A registered double-blind RCT is enrolling 72 adults over age 60 with chronic knee osteoarthritis (pain ≥4 on Wong-Baker Faces scale, duration >3 months, Kellgren-Lawrence grade ≤4) to compare Ashwagandha churna against Boswellia extract over 45 days. Both arms also receive Til Taila Abhyanga — sesame oil massage. Primary outcome is numeric pain rating scale measured every 15 days; secondary outcomes include KOOS, WHO-5 Wellbeing Index, sleep quality, and functional mobility tests (Five Times Sit-to-Stand, Timed Up and Go).

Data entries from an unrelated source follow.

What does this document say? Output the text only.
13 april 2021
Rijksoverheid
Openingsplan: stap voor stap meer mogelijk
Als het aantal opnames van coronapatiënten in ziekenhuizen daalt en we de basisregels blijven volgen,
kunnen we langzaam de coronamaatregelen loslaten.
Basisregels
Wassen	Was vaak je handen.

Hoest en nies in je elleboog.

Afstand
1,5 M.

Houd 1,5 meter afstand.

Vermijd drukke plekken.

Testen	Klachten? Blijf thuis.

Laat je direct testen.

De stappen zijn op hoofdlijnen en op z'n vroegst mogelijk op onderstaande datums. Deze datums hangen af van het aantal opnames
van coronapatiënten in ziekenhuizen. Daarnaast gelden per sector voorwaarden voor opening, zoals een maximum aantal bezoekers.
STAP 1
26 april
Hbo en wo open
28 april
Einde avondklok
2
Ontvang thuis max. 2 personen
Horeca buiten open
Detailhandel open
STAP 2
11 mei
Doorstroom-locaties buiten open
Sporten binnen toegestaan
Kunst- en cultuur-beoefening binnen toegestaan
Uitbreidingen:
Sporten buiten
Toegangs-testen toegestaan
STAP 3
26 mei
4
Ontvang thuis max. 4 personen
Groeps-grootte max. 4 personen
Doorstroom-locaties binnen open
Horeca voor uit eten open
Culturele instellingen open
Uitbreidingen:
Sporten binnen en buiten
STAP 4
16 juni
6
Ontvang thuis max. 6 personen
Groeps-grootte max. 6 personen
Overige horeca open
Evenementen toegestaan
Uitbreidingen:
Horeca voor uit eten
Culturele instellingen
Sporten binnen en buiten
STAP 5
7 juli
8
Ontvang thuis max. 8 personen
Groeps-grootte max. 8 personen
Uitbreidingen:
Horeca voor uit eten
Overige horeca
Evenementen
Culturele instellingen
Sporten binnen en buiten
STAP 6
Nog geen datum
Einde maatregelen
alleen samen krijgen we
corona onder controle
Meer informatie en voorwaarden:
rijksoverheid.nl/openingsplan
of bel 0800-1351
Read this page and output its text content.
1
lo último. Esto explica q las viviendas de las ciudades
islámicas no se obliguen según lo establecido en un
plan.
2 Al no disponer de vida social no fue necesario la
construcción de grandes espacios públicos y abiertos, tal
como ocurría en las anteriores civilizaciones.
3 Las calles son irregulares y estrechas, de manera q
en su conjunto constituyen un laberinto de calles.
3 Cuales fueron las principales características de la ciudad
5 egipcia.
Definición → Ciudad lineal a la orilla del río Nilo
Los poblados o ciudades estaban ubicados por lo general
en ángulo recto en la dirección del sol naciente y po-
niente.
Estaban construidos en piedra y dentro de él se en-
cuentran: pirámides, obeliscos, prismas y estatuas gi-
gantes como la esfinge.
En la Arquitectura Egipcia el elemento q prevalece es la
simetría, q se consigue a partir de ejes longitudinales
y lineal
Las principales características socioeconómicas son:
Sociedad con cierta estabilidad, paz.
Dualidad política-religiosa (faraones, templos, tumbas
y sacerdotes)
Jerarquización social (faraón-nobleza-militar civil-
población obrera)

This is a protocol paper only — no efficacy data yet exist. The trial addresses a genuine clinical gap: NSAIDs and analgesics carry substantial gastrointestinal, cardiovascular, and renal risks in elderly polypharmacy patients, making tolerable alternatives genuinely valuable. Ashwagandha (Withania somnifera) has demonstrated anti-inflammatory activity via NF-κB suppression and withanolide-mediated COX inhibition in preclinical and limited clinical work, while Boswellia serrata's AKBA compound has more robust human trial evidence for OA — making it a credible active comparator rather than a placebo. However, the 72-participant sample is modest, the 45-day window may be insufficient to capture disease-modifying effects, and blinding integrity for differently textured plant powders is untested here. Crucially, as a medRxiv preprint not yet peer-reviewed, the methodology itself may undergo revision. If results favor either arm with clinically meaningful effect sizes, this could meaningfully inform integrative geriatric pain management.